Like the Mona Lisa and the Taj Mahal, the fishermen’s sheds at Altja are smaller than expected, still impressive. Five of solid timber construction line an inlet in Lahemaa National Park. We lean the bikes on a wall on a fine afternoon, and take a rest, gazing at dinghies dragged onshore, and the ever-present erratic boulders punctuating the Baltic coast.
Richard Uutmaa, a genre painter, was born here in 1905, and returned repeatedly, brushes and water colours in hand.
“His paintings of villages and fishing harbours, often depict coastal folk engaged in everyday activities, among them scenes of fishermen defying the elemental force of the sea,” says a billboard dedicated to his life and works.
A biography says Uutmaa could have fled Estonia in 1944 as many others did, but he chose to stay. The homeland would have been poorer without him.
The northern Baltic coast repeatedly attracted him from his teaching post in Tallinn, and no wonder. Lahemaa is Estonia’s first national park, established in 1971, and we arrive here towards the end of our journey, riding in and out of forest, passing by restored Baltic German manors earlier in the day.
The streams here have more flow to them than elsewhere in Estonia; we follow a beaver trail, though seeing no beavers. We chase after blueberries instead. Our hospitality for the night is at a secluded talu, or farmstead, to enjoy a sauna in fading light, a bat or two flitting about as we drink beer and talk, then down a bank to splash into a rocky stream to cool off, and then dinner.

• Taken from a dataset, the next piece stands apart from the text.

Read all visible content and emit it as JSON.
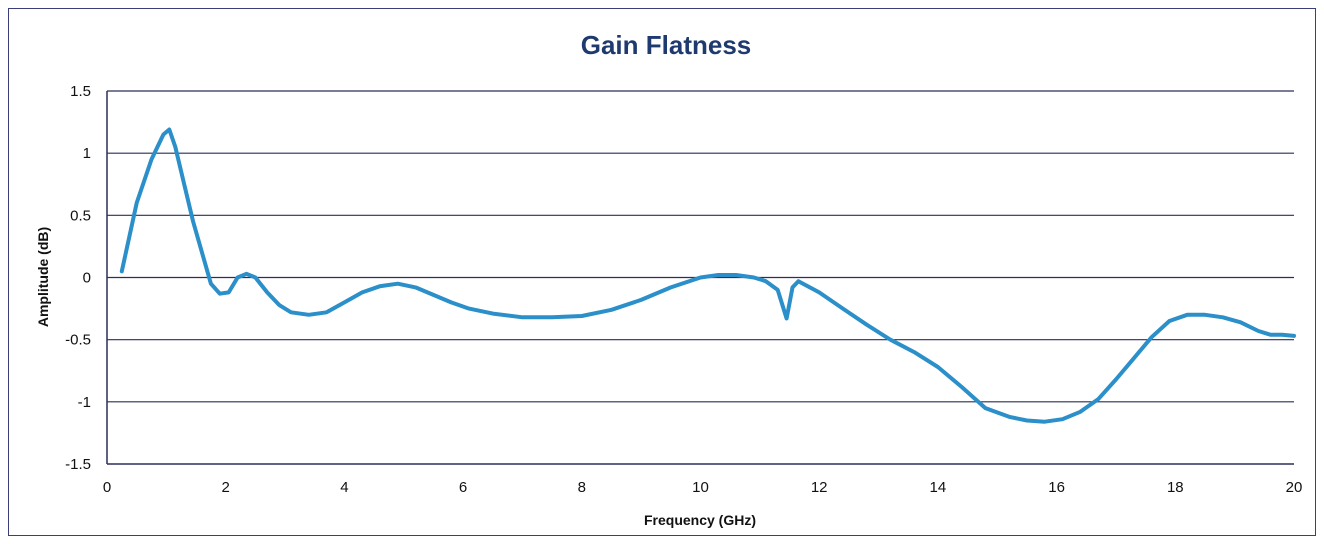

Lunch the following day is taken in the dark, log-lined interior of a kõrts or pub in Altja, fried herrings, boiled potatoes, freshly marinated cucumbers, accompanied by slices of rye bread and a local beer.
Many months later as I write these words, I am struck with a memory of Altja, a place where the tides of history have ebbed and flowed, and in our time lucky to be able to enjoy it. Never mind if the sheds are a restoration of original buildings, or that the old pub was built in 1976. A slice of old Estonia remains.
Summer cycling trips cannot last, and on a day of rain we cross through forest, skirt the coast, and arrive at our last campsite, Tsitre at the western edge of the national park, in coastal forest. Greg chops dinner plate-sized parasol mushrooms into our pasta and sauce; I write in my diary, trying to avoid drips from the roof of a picnic table shelter. Tallinn beckons.